A Microcosm of Massachusetts Solar Policy

— June 19, 2015

I grew up in Massachusetts, went away for school, spent my 20s exploring other parts of the country, and came back home to settle down and start a family. Working in the energy industry, I closely follow state policy from a professional perspective. However, my personal and extracurricular worlds have also now become entwined in the ongoing soap opera that is the Massachusetts solar policy and its politics: the good, the bad, and the ugly.

For the first 8 years of home ownership, I lived in a condo, where I could not control what was done with the exterior of the structure. I would have loved to install solar while there, but it was not possible due to the building restrictions. I did get the condo association to undertake an energy audit with the local utility, which resulted in several thousands of dollars of savings on our condo fees. This was before Community Solar came into being, which has since flourished in Massachusetts and is perfect for the condo/apartment dweller who can’t install on-site panels.

Two years ago, my family moved into our own house in Franklin, Massachusetts. Literally, the first day we arrived, we had an energy audit and I contacted a solar company to get an estimate for a rooftop array. Without any utility bill history, the company had to estimate our electricity usage based on average square footage values and created a proposal.
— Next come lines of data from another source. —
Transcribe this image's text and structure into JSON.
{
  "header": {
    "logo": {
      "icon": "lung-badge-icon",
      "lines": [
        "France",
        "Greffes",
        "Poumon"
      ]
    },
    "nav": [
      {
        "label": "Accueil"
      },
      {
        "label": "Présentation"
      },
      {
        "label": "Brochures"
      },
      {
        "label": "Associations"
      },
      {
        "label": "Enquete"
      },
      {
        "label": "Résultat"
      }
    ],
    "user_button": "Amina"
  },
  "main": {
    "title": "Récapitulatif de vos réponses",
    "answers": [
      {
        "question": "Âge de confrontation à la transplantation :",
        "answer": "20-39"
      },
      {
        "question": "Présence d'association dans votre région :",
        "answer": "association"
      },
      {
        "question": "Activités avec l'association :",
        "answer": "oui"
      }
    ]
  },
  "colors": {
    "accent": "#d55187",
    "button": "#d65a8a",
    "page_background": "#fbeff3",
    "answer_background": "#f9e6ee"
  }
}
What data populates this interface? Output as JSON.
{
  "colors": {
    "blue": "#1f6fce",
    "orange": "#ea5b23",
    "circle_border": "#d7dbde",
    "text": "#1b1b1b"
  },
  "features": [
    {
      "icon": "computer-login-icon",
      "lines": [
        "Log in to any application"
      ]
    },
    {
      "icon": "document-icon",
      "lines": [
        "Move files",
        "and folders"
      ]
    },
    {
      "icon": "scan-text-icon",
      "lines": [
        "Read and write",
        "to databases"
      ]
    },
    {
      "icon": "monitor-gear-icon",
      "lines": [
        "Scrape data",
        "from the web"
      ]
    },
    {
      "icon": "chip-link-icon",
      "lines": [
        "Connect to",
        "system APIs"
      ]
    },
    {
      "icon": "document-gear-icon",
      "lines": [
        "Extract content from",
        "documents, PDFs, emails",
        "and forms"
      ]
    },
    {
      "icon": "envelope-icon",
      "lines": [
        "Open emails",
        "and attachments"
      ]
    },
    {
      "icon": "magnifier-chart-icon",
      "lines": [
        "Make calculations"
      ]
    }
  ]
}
Knowing that our household would be more efficient than the average, I decided to hold off until we got some real data for a year to avoid unnecessarily overbuilding the solar. It turned out that we use about half the electricity of a typical house our size in our area (according to our OPower report), so it was a good thing we didn’t take the plunge right away.

Worth the Wait

After a year of data collection, I started compiling the plethora of mail offers that we received from various solar companies in preparation for getting some new quotes. Then, I heard about the new concept of municipal solar aggregation, promoted by the Massachusetts Clean Energy Center as Solarize Massachusetts. I figured as long as I was going to do it, I might as well take advantage of bulk pricing and get others in town to benefit from solar, as well. I spearheaded the Franklin Solar Challenge, where a committee of community volunteers put together an RFP and selected a vendor to work with who provided the best combination of pricing, product options, and service. I got my system installed in April after the harsh New England winter and got my first utility bill with $0 due and a bill credit! Over 100 homeowners have expressed interest, and we are on our way to getting the best bulk pricing available for everyone who participates.

 The Results

Brett house

(Source: Brett Feldman) 

But Wait… There’s More

The other side to the solar story in Mass is the fact that the net metering caps in certain utility territories are being hit now, meaning that no new projects above residential-scale can be installed. The state government and stakeholders are trying to work out a solution, but in the meantime things are on hold. I am on the Town Council in Franklin, the elected governing body of the town. We own a large piece of property along a highway that would be perfect for solar development, but due to the cap, it can’t be done at this time and the space might be used for condos and office buildings instead.

So there is a personal story for you that offers insight into the various aspects of solar drama in Massachusetts.